How has ALD pivoted?

How did you find we pivoted as a business, we have traditionally for 30 years been in a classroom, in a working environment, dealing with industry leaders, firefighters from different backgrounds from different industries, we have been in that classroom getting to know individuals looking into the whites of their eyes. How have you found personally that transition over to online learning and how do you think as a business we have dealt with that shift in concept overall?

The move to online as ALD always is, impressively quick, within 7 days of the first lockdown we were training online, no problem. We have always been extremely fast to react to our customers I think that’s one of the things they love about us Matt Chapman from Oxfordshire always talks about our flexibility and our ability to adapt very quickly to their needs and wants in fast changing environments. So, from that point of view really quick to adapt.

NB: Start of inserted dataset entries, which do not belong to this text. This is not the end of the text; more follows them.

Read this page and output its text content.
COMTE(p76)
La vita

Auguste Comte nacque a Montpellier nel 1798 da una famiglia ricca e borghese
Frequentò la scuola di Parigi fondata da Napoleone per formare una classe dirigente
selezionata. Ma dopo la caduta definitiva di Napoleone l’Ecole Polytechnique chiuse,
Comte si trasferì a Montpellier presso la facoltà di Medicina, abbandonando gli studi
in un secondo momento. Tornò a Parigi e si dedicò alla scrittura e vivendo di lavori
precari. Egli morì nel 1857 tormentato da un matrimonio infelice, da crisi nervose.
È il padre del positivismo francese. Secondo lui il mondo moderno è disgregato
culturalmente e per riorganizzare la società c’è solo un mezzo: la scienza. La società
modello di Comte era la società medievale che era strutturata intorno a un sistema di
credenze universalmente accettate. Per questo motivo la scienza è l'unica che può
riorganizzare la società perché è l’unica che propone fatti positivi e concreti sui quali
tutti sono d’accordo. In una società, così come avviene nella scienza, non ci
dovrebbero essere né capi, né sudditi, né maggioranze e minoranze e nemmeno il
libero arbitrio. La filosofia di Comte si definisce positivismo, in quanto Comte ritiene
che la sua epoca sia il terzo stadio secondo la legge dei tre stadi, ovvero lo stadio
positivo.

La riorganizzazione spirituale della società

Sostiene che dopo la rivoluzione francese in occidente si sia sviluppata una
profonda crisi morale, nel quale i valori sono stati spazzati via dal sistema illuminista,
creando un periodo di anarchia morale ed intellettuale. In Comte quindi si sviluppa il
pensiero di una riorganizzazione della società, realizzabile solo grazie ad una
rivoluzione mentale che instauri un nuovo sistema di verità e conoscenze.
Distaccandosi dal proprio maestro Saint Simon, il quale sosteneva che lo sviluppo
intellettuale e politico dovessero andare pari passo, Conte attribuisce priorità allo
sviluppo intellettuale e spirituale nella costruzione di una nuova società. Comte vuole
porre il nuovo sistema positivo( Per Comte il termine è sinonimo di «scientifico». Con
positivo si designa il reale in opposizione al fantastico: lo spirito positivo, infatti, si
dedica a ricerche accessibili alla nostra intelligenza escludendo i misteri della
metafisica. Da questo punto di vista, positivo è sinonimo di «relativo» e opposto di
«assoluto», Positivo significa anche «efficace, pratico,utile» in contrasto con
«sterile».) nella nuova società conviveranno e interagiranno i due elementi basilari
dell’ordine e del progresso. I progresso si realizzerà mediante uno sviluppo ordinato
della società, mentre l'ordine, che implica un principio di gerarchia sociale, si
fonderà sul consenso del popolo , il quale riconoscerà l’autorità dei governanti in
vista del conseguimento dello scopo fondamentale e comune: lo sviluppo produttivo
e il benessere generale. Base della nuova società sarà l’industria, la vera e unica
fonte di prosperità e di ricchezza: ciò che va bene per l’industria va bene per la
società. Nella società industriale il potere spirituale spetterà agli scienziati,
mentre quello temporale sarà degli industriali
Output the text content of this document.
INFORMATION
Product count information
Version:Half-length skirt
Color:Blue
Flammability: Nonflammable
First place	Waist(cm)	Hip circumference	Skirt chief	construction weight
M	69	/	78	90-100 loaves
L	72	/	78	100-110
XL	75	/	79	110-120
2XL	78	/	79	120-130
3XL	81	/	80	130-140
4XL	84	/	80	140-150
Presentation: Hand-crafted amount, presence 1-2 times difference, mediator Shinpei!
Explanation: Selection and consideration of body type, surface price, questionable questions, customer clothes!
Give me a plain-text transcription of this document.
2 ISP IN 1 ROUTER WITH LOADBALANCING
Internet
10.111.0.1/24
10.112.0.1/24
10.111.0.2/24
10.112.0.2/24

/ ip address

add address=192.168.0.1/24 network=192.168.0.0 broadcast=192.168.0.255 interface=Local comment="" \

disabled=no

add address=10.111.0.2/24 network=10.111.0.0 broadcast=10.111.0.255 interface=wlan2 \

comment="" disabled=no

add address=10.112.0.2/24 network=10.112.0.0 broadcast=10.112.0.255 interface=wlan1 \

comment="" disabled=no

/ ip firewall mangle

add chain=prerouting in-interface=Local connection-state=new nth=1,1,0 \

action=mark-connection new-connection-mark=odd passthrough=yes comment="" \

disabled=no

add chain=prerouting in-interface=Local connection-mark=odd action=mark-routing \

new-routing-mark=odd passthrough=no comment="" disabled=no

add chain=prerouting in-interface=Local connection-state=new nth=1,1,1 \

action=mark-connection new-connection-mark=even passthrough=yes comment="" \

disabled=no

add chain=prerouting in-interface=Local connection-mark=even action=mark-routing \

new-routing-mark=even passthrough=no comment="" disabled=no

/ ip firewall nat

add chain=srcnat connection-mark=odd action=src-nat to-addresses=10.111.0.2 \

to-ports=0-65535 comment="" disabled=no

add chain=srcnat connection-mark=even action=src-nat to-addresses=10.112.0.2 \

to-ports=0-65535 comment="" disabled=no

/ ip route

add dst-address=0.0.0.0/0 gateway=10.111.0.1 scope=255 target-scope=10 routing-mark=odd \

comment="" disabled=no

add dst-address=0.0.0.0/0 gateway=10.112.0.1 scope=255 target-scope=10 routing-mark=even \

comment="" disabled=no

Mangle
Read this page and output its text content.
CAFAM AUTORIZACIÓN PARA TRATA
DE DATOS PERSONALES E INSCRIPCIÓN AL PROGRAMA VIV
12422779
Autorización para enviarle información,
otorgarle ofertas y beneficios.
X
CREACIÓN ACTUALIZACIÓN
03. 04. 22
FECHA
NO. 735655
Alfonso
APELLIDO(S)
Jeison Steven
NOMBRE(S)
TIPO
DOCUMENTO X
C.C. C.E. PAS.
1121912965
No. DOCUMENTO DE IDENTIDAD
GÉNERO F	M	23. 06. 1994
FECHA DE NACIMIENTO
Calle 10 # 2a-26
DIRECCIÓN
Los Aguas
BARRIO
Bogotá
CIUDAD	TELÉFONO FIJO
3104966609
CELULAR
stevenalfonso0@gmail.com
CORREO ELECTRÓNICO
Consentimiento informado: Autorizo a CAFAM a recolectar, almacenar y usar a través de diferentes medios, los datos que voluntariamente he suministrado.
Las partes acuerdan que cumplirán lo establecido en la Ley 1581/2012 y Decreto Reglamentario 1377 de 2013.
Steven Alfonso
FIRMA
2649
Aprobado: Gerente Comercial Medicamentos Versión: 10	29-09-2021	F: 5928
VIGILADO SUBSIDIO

From a personal point of view I have already hinted at it, training online is difficult, it is much harder they are looking at a TV screen all day and unless you are very tuned into doing that it is a hard thing for the delegates not just for the trainer it is harder to reads things like body language, harder to spot when people are getting tired, discussions have to be more controlled in terms of the roles and when people can speak and the free flowing discussion you usually get isn’t quite the same and that I have missed a little bit if I am honest because I like to be in a room and I love challenging delegates, I love those sometimes those fiery discussions. I deal with leaders and managers, these are confident usually educated professional people who have opinions, and then get to these positions from hard work and speaking their mind. So, I love that, cut and thrust of discussion. Because leadership and management is often is contextually variable and perception has a large amount to play and everyone can see the same situation in two different ways.

So, it is harder to have those free flowing discussions and just to get that vibe, there is something about real human beings in a room, that adds a little bit of something different to the way we treat each other when we are together. That has been the hardest thing I think we have overcome, and it adds something to the quality of the training I think people get more involved when they are in a room. But, that being said the situation is what it is and ALD have always adapted and that is why it has been around for 30 years, you adapt and you cope. But, I am starting to see some of our clients move back into training rooms and I have to be honest I am loving that. I went and worked with the firefighters charity, and I will be there again next week at a conference with 20 odd people in it and yeah I think I have got my mojo back, I am loving doing that again.

That being said, all of my trainers will carry on being professionals in training rooms, online wherever you put them you will always get that standard of service that you would expect from us. A suitably qualified trainer, an expert in their field experience in the industry, that is always very important, these people are not just academics they have worked at these levels so they bring a lot of anecdotal evidence in play to support the theories within leadership and management.